Le malaise des Rwandais avec l'anglais, langue officielle
Dans l'ancienne colonie belge, devenue indépendante en 1962, de nombreux Rwandais ne cachent pas leur préférence : « Nous sommes attachés au français ». Mais, depuis 2010, le Rwanda a délaissé le français au profit de l'anglais comme langue de l'enseignement et de l'administration.
Le passage à l'anglais a bouleversé les habitudes des habitants du pays. Aller à la banque, écouter la radio ou regarder la télévision, où les émissions diffusées sont en anglais, relève aujourd'hui de l'impossible pour de très nombreux Rwandais. « Ce changement est ridicule avec ce qu'il implique », dénonce ainsi Frédéric, un habitant de Kigali, bien obligé de s'y mettre.
« Inopiné et brutal »
Le chantier est surtout considérable dans l'éducation où la pénurie d'enseignants a poussé le Rwanda à recruter, cette année, quatre mille professeurs dans les pays anglophones voisins, au Kenya et en Ouganda. Mais la demande peine à être satisfaite.
« En plus de manquer de professeurs compétents, le pays souffre d'insuffisance de matériels pédagogiques en anglais », rapporte l'un des cadres du parti de l'opposition FDU-Inkingi, très critique sur ce changement décidé par le président Paul Kagamé. Adopter l'anglais, « la langue du commerce » selon ce dernier, devait permettre au pays de coller à l'économie mondiale. Mais la méthode employée aurait dû être différente.

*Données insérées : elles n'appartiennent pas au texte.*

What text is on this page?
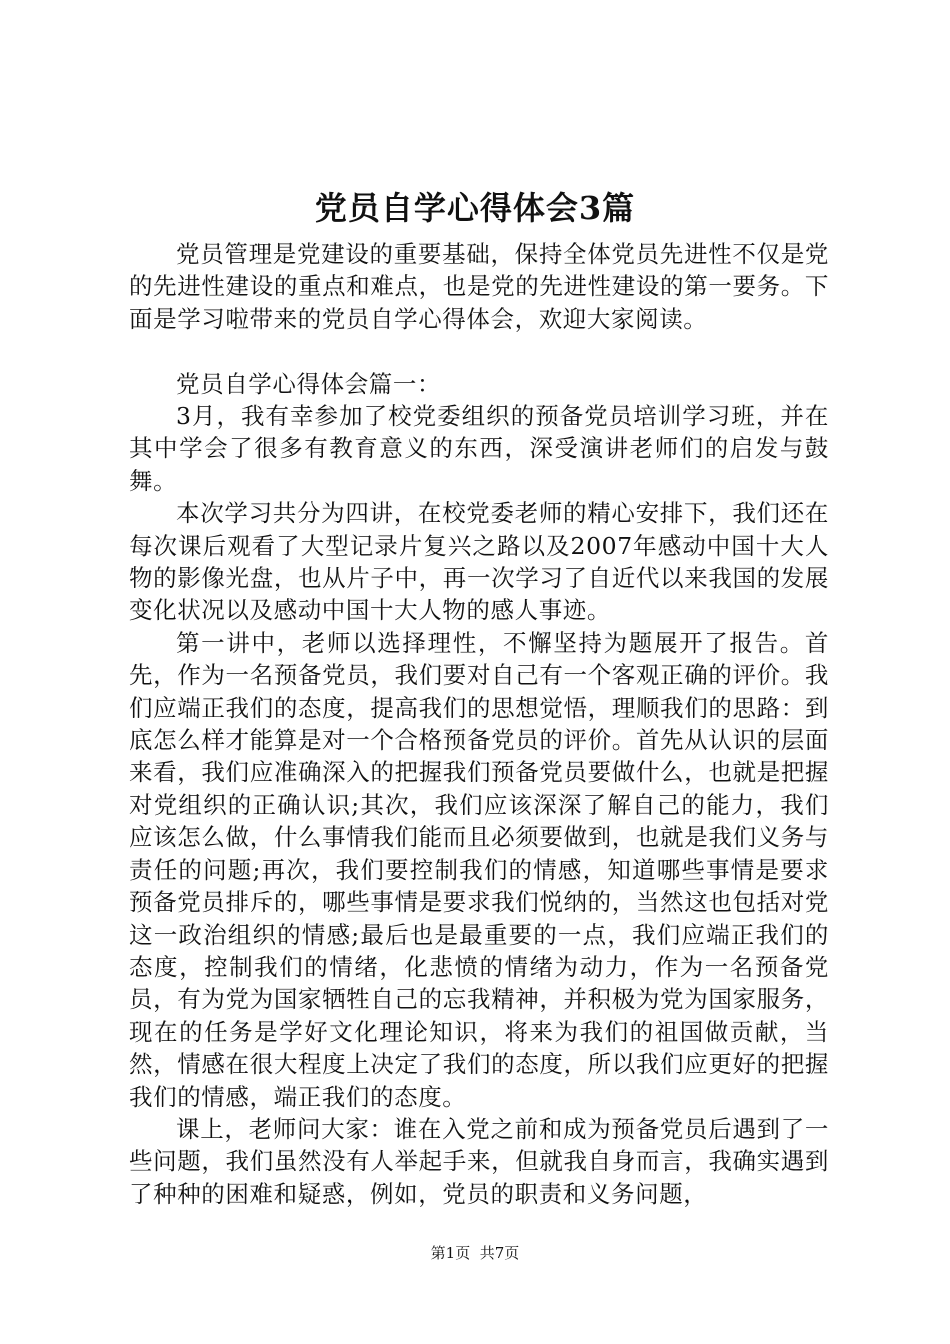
党员自学心得体会3篇

党员管理是党建设的重要基础，保持全体党员先进性不仅是党的先进性建设的重点和难点，也是党的先进性建设的第一要务。下面是学习啦带来的党员自学心得体会，欢迎大家阅读。

党员自学心得体会篇一：

3月，我有幸参加了校党委组织的预备党员培训学习班，并在其中学会了很多有教育意义的东西，深受演讲老师们的启发与鼓舞。

本次学习共分为四讲，在校党委老师的精心安排下，我们还在每次课后观看了大型记录片复兴之路以及2007年感动中国十大人物的影像光盘，也从片子中，再一次学习了自近代以来我国的发展变化状况以及感动中国十大人物的感人事迹。

第一讲中，老师以选择理性，不懈坚持为题展开了报告。首先，作为一名预备党员，我们要对自己有一个客观正确的评价。我们应端正我们的态度，提高我们的思想觉悟，理顺我们的思路：到底怎么样才能算是对一个合格预备党员的评价。首先从认识的层面来看，我们应准确深入的把握我们预备党员要做什么，也就是把握对党组织的正确认识;其次，我们应该深深了解自己的能力，我们应该怎么做，什么事情我们能而且必须要做到，也就是我们义务与责任的问题;再次，我们要控制我们的情感，知道哪些事情是要求预备党员排斥的，哪些事情是要求我们悦纳的，当然这也包括对党这一政治组织的情感;最后也是最重要的一点，我们应端正我们的态度，控制我们的情绪，化悲愤的情绪为动力，作为一名预备党员，有为党为国家牺牲自己的忘我精神，并积极为党为国家服务，现在的任务是学好文化理论知识，将来为我们的祖国做贡献，当然，情感在很大程度上决定了我们的态度，所以我们应更好的把握我们的情感，端正我们的态度。

课上，老师问大家：谁在入党之前和成为预备党员后遇到了一些问题，我们虽然没有人举起手来，但就我自身而言，我确实遇到了种种的困难和疑惑，例如，党员的职责和义务问题，

第1页 共7页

« Le remplacement du français par l'anglais a été inopiné et brutal, effectué quasiment du jour au lendemain », dénonce-t-on au FDU-Inkingi. L'initiative rwandaise, dont la réussite reste à démontrer, semble pourtant faire des émules parmi les pays d'Afrique francophone. Le président gabonais Ali Bongo Ondimba s'est ainsi rendu à Kigali le week-end dernier. Il souhaitait avoir un aperçu du bilinguisme au Rwanda : l'anglais pourrait, en effet, devenir la seconde langue officielle au Gabon, après le français.
Arnaud BEBIEN.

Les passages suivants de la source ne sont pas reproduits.